“It is corruption!” cried the baron, who had no idea who Victoria was, and a very slim notion of what Mr. Crewe was talking about.

“Corruption!” said Mr. Crewe. “What can you expect when a railroad owns a State? The other day in Britain, where they elect fourteen delegates, the editor of a weekly newspaper printed false ballots with two of my men at the top and one at the bottom, and eleven railroad men in the middle. Fortunately some person with sense discovered the fraud before it was too late.”

“You don't tell me!” said the baron.

“And every State and federal office-holder has been distributing passes for the last three weeks.”

“Pass?” repeated the baron. “You mean they fight with the fist—so? To distribute a pass—so,” and the baron struck out at an imaginary enemy. “It is the American language. I have read it in the prize-fight. I am told to read the prize-fight and the base-ball game.”

Mr. Crewe thought it obviously useless to continue this conversation.

“The railroad,” said the baron, “he is the modern Machiavelli.”

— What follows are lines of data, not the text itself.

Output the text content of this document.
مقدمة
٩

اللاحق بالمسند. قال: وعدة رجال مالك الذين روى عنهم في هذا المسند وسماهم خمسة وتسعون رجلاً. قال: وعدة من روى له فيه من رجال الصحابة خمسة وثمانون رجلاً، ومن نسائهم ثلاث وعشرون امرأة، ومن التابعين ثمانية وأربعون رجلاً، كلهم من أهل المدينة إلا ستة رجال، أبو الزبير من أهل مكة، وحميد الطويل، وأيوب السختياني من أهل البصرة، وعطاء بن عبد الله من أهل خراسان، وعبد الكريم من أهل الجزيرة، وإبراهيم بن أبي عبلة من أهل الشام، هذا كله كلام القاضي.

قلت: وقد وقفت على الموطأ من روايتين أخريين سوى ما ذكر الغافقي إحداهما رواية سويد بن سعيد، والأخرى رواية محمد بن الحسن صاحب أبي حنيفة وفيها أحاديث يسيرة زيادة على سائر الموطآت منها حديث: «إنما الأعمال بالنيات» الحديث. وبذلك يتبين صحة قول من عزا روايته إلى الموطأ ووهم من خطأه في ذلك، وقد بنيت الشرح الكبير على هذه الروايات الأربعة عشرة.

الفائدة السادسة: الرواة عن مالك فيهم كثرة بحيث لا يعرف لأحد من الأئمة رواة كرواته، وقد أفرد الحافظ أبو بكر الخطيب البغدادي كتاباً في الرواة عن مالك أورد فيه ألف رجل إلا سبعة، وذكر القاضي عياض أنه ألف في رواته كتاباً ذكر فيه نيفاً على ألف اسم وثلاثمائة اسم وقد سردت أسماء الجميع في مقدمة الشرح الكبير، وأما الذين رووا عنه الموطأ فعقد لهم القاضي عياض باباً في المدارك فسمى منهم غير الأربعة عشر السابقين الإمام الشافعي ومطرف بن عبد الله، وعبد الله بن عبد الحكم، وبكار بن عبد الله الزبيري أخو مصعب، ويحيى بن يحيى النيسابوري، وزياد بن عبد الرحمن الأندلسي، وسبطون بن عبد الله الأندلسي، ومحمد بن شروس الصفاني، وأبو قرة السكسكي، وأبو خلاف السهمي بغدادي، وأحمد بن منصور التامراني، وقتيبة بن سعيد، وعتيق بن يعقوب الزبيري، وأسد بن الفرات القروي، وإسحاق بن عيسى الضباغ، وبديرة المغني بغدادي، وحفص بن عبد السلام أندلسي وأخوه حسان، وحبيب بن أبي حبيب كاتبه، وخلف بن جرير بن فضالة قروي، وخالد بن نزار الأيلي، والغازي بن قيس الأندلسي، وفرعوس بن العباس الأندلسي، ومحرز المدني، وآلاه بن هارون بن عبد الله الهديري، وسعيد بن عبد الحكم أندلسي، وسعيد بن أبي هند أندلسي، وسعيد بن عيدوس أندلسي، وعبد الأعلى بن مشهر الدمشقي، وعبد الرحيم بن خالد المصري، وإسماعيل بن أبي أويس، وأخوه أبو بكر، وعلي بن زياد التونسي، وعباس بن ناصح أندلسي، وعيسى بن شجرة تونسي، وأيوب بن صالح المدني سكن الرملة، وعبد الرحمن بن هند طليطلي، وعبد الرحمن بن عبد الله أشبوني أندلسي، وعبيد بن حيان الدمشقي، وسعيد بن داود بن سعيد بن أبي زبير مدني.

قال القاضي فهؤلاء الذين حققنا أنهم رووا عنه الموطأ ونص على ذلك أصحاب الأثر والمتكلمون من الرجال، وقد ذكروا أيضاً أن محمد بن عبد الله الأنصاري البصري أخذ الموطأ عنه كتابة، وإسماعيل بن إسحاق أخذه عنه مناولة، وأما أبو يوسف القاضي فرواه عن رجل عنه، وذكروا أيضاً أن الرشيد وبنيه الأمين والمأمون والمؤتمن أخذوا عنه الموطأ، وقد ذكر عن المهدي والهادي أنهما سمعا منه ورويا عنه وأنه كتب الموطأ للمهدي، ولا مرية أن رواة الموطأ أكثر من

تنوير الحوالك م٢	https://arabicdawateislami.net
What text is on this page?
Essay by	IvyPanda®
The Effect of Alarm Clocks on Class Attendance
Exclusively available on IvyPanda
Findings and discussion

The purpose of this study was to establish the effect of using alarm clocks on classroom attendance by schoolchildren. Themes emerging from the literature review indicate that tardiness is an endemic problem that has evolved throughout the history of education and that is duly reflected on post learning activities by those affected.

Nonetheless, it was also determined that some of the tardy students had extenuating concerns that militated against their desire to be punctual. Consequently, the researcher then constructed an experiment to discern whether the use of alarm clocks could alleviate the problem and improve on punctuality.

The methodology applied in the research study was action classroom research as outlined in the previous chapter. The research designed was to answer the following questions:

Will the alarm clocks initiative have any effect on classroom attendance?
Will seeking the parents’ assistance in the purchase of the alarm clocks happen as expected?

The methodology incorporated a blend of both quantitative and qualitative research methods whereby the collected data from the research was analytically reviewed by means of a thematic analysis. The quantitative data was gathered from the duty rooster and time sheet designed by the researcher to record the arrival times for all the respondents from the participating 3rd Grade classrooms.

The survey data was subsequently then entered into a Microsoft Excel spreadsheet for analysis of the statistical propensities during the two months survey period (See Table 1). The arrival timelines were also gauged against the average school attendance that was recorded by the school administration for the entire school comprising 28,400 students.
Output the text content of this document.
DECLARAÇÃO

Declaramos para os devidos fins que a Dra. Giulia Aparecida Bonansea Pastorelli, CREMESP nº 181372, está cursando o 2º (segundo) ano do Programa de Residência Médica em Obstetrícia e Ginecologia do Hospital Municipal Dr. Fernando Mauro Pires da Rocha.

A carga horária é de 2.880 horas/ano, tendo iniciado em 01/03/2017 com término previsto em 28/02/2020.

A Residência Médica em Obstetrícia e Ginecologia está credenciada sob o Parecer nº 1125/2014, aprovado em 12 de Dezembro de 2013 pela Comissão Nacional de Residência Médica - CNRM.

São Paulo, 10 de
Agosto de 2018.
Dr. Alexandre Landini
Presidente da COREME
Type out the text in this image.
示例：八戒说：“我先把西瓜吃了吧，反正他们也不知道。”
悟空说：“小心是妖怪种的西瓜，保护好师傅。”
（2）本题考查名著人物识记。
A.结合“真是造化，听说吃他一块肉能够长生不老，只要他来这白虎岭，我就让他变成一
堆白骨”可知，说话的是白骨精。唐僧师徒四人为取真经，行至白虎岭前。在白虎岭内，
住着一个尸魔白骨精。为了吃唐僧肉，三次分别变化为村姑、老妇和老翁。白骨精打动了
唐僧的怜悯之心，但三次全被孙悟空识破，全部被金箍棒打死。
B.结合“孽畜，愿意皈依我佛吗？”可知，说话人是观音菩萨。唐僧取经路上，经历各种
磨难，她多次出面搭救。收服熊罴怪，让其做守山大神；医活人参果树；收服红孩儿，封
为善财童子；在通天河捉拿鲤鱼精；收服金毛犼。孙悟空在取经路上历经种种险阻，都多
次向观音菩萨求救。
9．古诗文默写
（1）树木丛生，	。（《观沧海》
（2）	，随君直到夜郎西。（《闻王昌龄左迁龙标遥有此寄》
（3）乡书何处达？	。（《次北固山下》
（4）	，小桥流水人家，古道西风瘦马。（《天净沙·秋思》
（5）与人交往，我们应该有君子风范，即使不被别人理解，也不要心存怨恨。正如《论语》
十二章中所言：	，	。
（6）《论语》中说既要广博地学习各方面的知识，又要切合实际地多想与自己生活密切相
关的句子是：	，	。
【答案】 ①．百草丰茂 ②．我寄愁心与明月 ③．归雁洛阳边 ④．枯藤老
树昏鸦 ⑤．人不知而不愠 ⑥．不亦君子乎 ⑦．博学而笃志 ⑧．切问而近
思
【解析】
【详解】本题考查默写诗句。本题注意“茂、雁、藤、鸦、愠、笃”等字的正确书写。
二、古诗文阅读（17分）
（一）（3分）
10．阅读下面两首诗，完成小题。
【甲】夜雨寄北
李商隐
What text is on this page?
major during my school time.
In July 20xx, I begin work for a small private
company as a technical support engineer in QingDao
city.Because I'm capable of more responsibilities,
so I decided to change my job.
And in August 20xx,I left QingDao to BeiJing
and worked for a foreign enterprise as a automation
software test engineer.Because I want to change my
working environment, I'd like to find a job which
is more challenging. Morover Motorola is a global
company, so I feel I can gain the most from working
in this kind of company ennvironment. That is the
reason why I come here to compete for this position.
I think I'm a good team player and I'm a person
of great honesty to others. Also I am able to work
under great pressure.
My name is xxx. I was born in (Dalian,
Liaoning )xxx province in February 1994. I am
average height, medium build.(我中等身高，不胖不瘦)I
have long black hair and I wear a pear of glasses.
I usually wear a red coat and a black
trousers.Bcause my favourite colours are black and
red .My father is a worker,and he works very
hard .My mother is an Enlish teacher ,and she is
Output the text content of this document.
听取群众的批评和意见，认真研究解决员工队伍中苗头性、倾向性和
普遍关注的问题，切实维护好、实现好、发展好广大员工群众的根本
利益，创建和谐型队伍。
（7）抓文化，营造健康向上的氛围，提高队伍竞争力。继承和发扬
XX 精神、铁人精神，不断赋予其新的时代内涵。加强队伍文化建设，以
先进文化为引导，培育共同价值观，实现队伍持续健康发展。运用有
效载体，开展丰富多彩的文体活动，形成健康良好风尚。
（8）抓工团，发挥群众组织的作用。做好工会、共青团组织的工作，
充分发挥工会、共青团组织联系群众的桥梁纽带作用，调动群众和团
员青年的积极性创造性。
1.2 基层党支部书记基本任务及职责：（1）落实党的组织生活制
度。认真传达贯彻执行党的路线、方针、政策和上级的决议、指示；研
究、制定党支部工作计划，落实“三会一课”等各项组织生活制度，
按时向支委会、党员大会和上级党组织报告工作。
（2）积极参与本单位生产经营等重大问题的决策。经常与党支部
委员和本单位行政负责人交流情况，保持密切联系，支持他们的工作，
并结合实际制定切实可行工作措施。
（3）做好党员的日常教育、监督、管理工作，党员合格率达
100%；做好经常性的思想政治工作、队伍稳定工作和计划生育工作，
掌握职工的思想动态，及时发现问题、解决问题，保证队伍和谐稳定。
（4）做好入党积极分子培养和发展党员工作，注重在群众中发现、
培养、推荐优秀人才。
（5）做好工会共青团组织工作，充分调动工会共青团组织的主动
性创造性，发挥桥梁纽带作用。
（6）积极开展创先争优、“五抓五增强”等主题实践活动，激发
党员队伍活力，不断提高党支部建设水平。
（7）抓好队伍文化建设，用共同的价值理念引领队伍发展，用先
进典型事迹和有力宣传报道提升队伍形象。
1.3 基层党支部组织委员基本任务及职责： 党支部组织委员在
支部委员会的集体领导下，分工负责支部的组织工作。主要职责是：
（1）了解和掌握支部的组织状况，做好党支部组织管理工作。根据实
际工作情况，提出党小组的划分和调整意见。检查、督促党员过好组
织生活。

“I say,” Mr. Rangely, the Englishman, remarked to Victoria, “this is a bit rough on you, you know.”

“Oh, I'm used to it,” she laughed.

“Mr. Crewe,” said Mrs. Pomfret, to the table at large, “deserves tremendous credit for the fight he has made, almost single-handed. Our greatest need in this country is what you have in England, Mr. Rangely,—gentlemen in politics. Our country gentlemen, like Mr. Crewe, are now going to assume their proper duties and responsibilities.” She laid her napkin on the table and glanced at Alice as she continued: “Humphrey, I shall have to appoint you, as usual, the man of the house. Will you take the gentlemen into the library?”